Tuesday, February 19, 2008

Net + Lessons, Repeaters, Bridges, and Broadcast storms!


Well last time we discussed about Repeaters and Bridges, which were very simple concepts, but today we are going to into the disadvantages of the Bridges!
You see computers send out data packets without specific destination addresses, intended for all the computers it can reach. This is called a broadcast. A major disadvantage of bridge is that they don’t stop the broadcasts! Just think about a spam mailer, he lost his address book, so he just starts sending e-mails to EVERYONE on the internet! Since the broadcast packet doesn’t have a destination, the bridge has no other choice but to send it to everyone’s computer that is connected to the bridge. This can cause a BROADCAST STORM!!! Yeah it sounds scary, but that’s when the bridge sends the broadcasts to every segment on the network. It occurs when there are so many broadcast packets on the network that the capacity of the network bandwidth approaches or reaches saturation. The worst case scenario it can shut down the network!

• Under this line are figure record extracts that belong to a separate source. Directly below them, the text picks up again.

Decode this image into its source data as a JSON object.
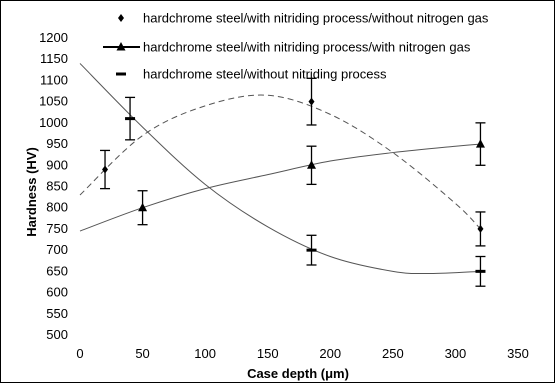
{
  "chart_data": {
    "type": "scatter",
    "xlabel": "Case depth (μm)",
    "ylabel": "Hardness (HV)",
    "xlim": [
      0,
      350
    ],
    "ylim": [
      500,
      1200
    ],
    "x_ticks": [
      0,
      50,
      100,
      150,
      200,
      250,
      300,
      350
    ],
    "y_ticks": [
      500,
      550,
      600,
      650,
      700,
      750,
      800,
      850,
      900,
      950,
      1000,
      1050,
      1100,
      1150,
      1200
    ],
    "grid": false,
    "legend_position": "top",
    "series": [
      {
        "name": "hardchrome steel/with nitriding process/without nitrogen gas",
        "marker": "diamond",
        "x": [
          20,
          185,
          320
        ],
        "y": [
          890,
          1050,
          750
        ],
        "err": [
          45,
          55,
          40
        ],
        "trend": "polynomial",
        "trend_style": "dashed",
        "trend_points": [
          [
            0,
            830
          ],
          [
            50,
            970
          ],
          [
            100,
            1040
          ],
          [
            150,
            1065
          ],
          [
            200,
            1020
          ],
          [
            250,
            930
          ],
          [
            300,
            810
          ],
          [
            320,
            750
          ]
        ]
      },
      {
        "name": "hardchrome steel/with nitriding process/with nitrogen gas",
        "marker": "triangle",
        "x": [
          50,
          185,
          320
        ],
        "y": [
          800,
          900,
          950
        ],
        "err": [
          40,
          45,
          50
        ],
        "trend": "polynomial",
        "trend_style": "solid",
        "trend_points": [
          [
            0,
            745
          ],
          [
            50,
            800
          ],
          [
            100,
            845
          ],
          [
            150,
            878
          ],
          [
            200,
            910
          ],
          [
            250,
            930
          ],
          [
            300,
            945
          ],
          [
            320,
            950
          ]
        ]
      },
      {
        "name": "hardchrome steel/without nitriding process",
        "marker": "dash",
        "x": [
          40,
          185,
          320
        ],
        "y": [
          1010,
          700,
          650
        ],
        "err": [
          50,
          35,
          35
        ],
        "trend": "polynomial",
        "trend_style": "solid",
        "trend_points": [
          [
            0,
            1140
          ],
          [
            50,
            990
          ],
          [
            100,
            855
          ],
          [
            150,
            755
          ],
          [
            200,
            685
          ],
          [
            250,
            650
          ],
          [
            280,
            645
          ],
          [
            320,
            650
          ]
        ]
      }
    ]
  }
}
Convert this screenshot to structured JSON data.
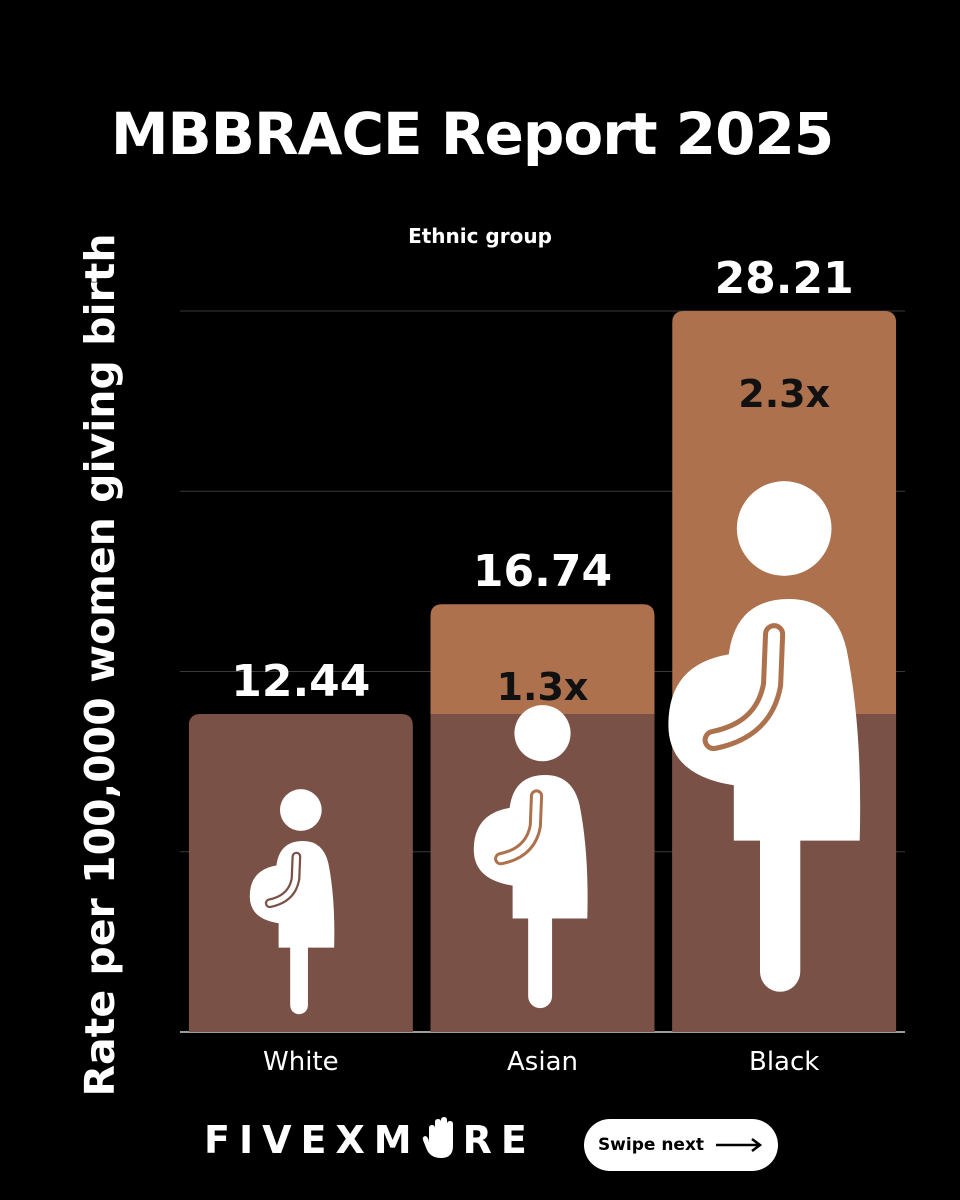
{
  "header": {
    "title": "MBBRACE Report 2025"
  },
  "brand": {
    "name_part1": "FIVEXM",
    "name_part2": "RE",
    "cta_label": "Swipe next"
  },
  "colors": {
    "background": "#000000",
    "bar_base": "#7a5146",
    "bar_excess": "#ad724d",
    "figure": "#ffffff",
    "gridline": "#3a3a3a"
  },
  "chart_data": {
    "type": "bar",
    "title": "MBBRACE Report 2025",
    "subtitle": "Ethnic group",
    "xlabel": "",
    "ylabel": "Rate per 100,000 women giving birth",
    "categories": [
      "White",
      "Asian",
      "Black"
    ],
    "values": [
      12.44,
      16.74,
      28.21
    ],
    "value_labels": [
      "12.44",
      "16.74",
      "28.21"
    ],
    "ratio_labels": [
      "",
      "1.3x",
      "2.3x"
    ],
    "baseline_value": 12.44,
    "ylim": [
      0,
      28.21
    ],
    "grid": true,
    "legend": "none"
  }
}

Now that’s the professional definition of it, but try to take it apart and make it something simpler. Let’s say that you are making a smoothie, and you fill it up with loads of fruits and veggies. But then you start to overflow it, and now the blender won’t even start. You can use any other analogies that you want, as long as you understand the concept. TOO MUCH OF ANYTHING WILL SHUT IT DOWN!
The last thing that we will talk about today is the Routed Networks. See Routers are like the next step after the bridges. Bridges uses the destination MAC address, the Router uses the destination network address to see where a packet should go. Let’s pretend that the number of your house is your MAC, and the Network address is you street name. You can now see why using bridges can cause a broadcast storm right? You’d be sending all that information to anyone with the same numerical address as you. But with Routers it sends it to the STREET Address! Much more simpler.